Founded 2022 – Ann Arbor, United States

Funding

Estimated Funding

$20M+

Team (5+)

No team information available.

Company Description

Problem

PIK3CA is a frequently mutated gene in solid cancers, including head and neck, lung, breast, and gastrointestinal malignancies. Cancer cells often develop resistance to PI3K inhibitors through mutations in the PI3K pathway or activation of alternative signaling pathways, rendering these inhibitors ineffective over time.

Solution

Mekanistic Therapeutics is developing MTX-531, a first-in-class small molecule that functions as a dual inhibitor of PI3K and EGFR pathways. By inhibiting EGFR, MTX-531 mitigates the need to escalate PI3K dosages, potentially reducing toxicity and broadening the therapeutic index. This targeted approach aims to overcome resistance mechanisms in PIK3CA mutant cancers, enhancing therapeutic efficacy and yielding more durable anti-tumor results.

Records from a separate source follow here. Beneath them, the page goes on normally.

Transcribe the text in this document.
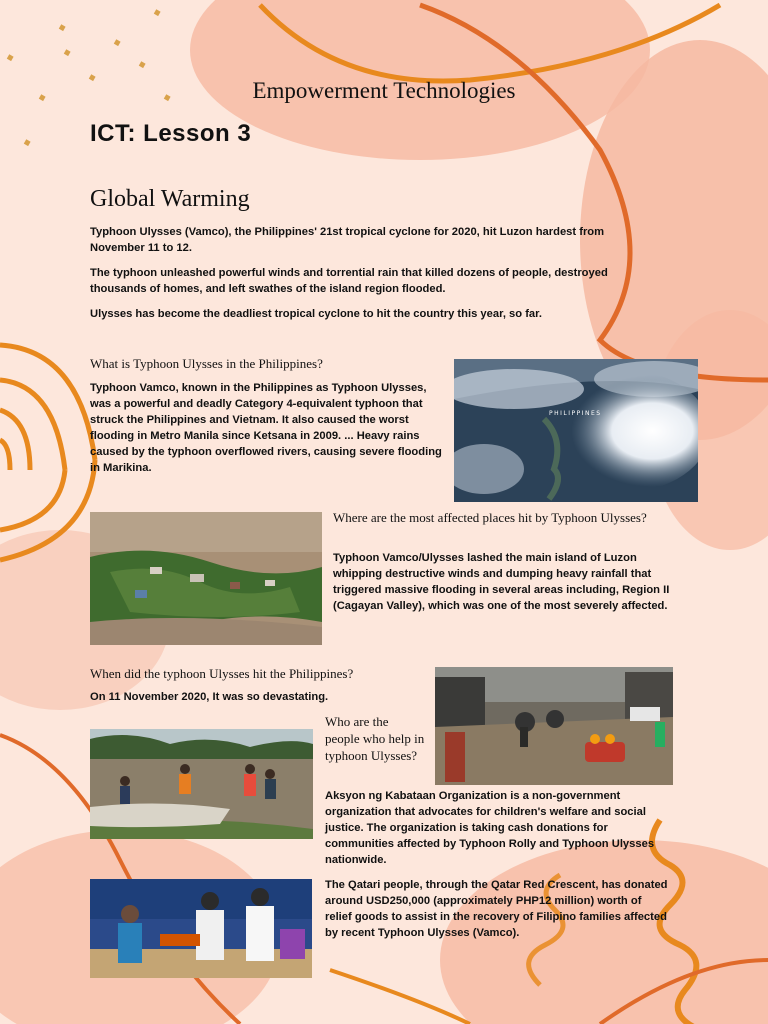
Empowerment Technologies
ICT: Lesson 3
Global Warming
Typhoon Ulysses (Vamco), the Philippines' 21st tropical cyclone for 2020, hit Luzon hardest from November 11 to 12.
The typhoon unleashed powerful winds and torrential rain that killed dozens of people, destroyed thousands of homes, and left swathes of the island region flooded.
Ulysses has become the deadliest tropical cyclone to hit the country this year, so far.
What is Typhoon Ulysses in the Philippines?
Typhoon Vamco, known in the Philippines as Typhoon Ulysses, was a powerful and deadly Category 4-equivalent typhoon that struck the Philippines and Vietnam. It also caused the worst flooding in Metro Manila since Ketsana in 2009. ... Heavy rains caused by the typhoon overflowed rivers, causing severe flooding in Marikina.
PHILIPPINES
Where are the most affected places hit by Typhoon Ulysses?
Typhoon Vamco/Ulysses lashed the main island of Luzon whipping destructive winds and dumping heavy rainfall that triggered massive flooding in several areas including, Region II (Cagayan Valley), which was one of the most severely affected.
When did the typhoon Ulysses hit the Philippines?
On 11 November 2020, It was so devastating.
Who are the people who help in typhoon Ulysses?
Aksyon ng Kabataan Organization is a non-government organization that advocates for children's welfare and social justice. The organization is taking cash donations for communities affected by Typhoon Rolly and Typhoon Ulysses nationwide.
The Qatari people, through the Qatar Red Crescent, has donated around USD250,000 (approximately PHP12 million) worth of relief goods to assist in the recovery of Filipino families affected by recent Typhoon Ulysses (Vamco).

MTX-531 is designed to potentiate the efficacy of established treatments and exhibits significant synergy with RAS pathway inhibitors, radiation therapy, and immunotherapy.

Features

Dual inhibition of PI3K and EGFR signaling pathways

Circumvents hyperglycemia induction, enhancing the safety margin

Synergistic activity with RAS pathway inhibitors, radiation therapy, and immunotherapy

Applicable across multiple cancer indications, including head and neck, breast, lung, and gastrointestinal cancers

Complete regressions observed in multiple preclinical models

Selected for the NCI’s NExT program to accelerate clinical development

Target Audience

The primary target audience includes patients with PIK3CA and KRAS mutant cancers across various solid tumor types, as well as oncologists and researchers focused on overcoming resistance to PI3K inhibitors.